Every now and then, I get the drive to work, and BAR0 has an address, like this:

0002:21:00.0 Non-Volatile memory controller: Samsung Electronics Co Ltd Device a80a
00: 4d 14 0a a8 06 04 10 00 00 02 08 01 00 00 00 00
10: 04 00 90 80 00 00 00 00 00 00 00 00 00 00 00 00
20: 00 00 00 00 00 00 00 00 00 00 00 00 4d 14 01 a8
30: 00 00 00 00 40 00 00 00 00 00 00 00 6b 01 00 00

So clearly, something crashes, the drive gets removed from the bus, then no longer has a valid memory address.

Perhaps the drive gives a vendor unique response, and the OS does a reset PCI bus, which makes the drive disappear.

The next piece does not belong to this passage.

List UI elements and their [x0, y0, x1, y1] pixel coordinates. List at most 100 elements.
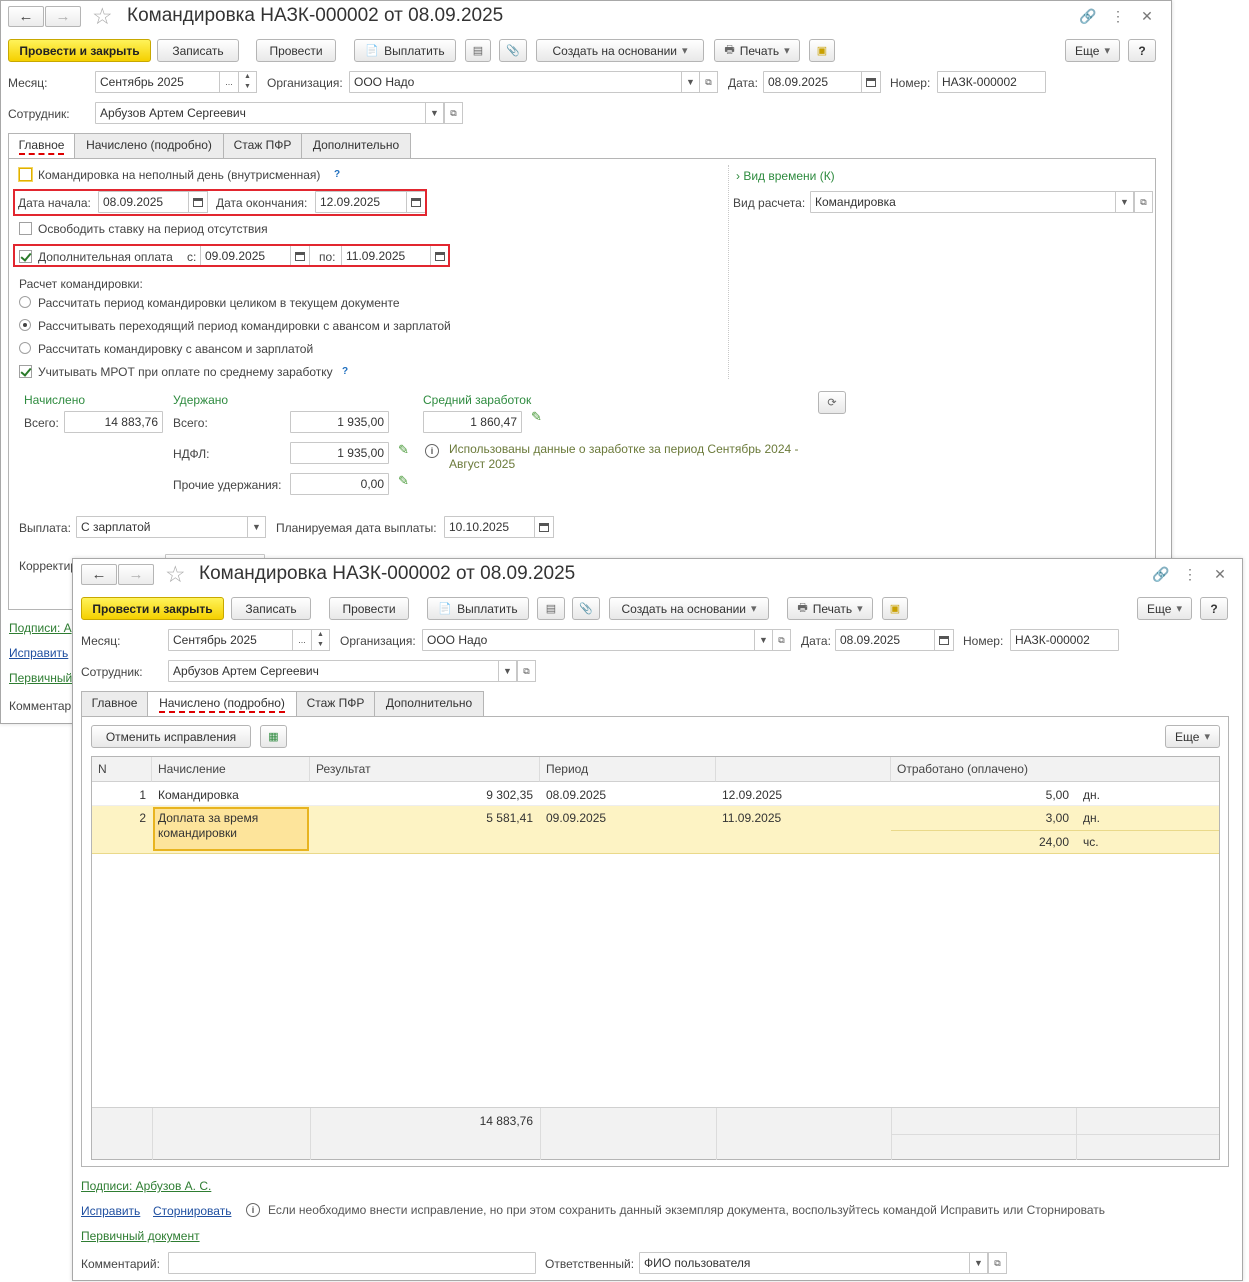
responsible-field[interactable]: ФИО пользователя — [639, 1252, 970, 1274]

Using: nvme_core.default_ps_max_latency_us=1200 pcie_aspm=off

I have got the drive to do reads, writes and DST (Drive Self Test) but then it dies during a format command (nvme format /dev/nvme0n1 --namespace-id=0 --ses=1) and is no longer on LSBLK, but remains on LSPCI (but no BAR0).

Let me know any feedback. I could also get on a call or Discord if someone would like.

1 Like

When the drive disappears, it will give this response on “nvme - list”

NVMe status: ABORT_REQ: The command was aborted due to a Command Abort request(0x7)

Perhaps we have a hardware issue. We use a daughter card with a separate power supply. Removing this, and so far is ok. Will do more testing. Perhaps this was all a big red herring!

1 Like

The thing is 100s of other drives work with this setup, and since the drive was always on lspci, I thought the hardware should be ok (but always check your assumptions!).

The guys are looking into checking impendence now.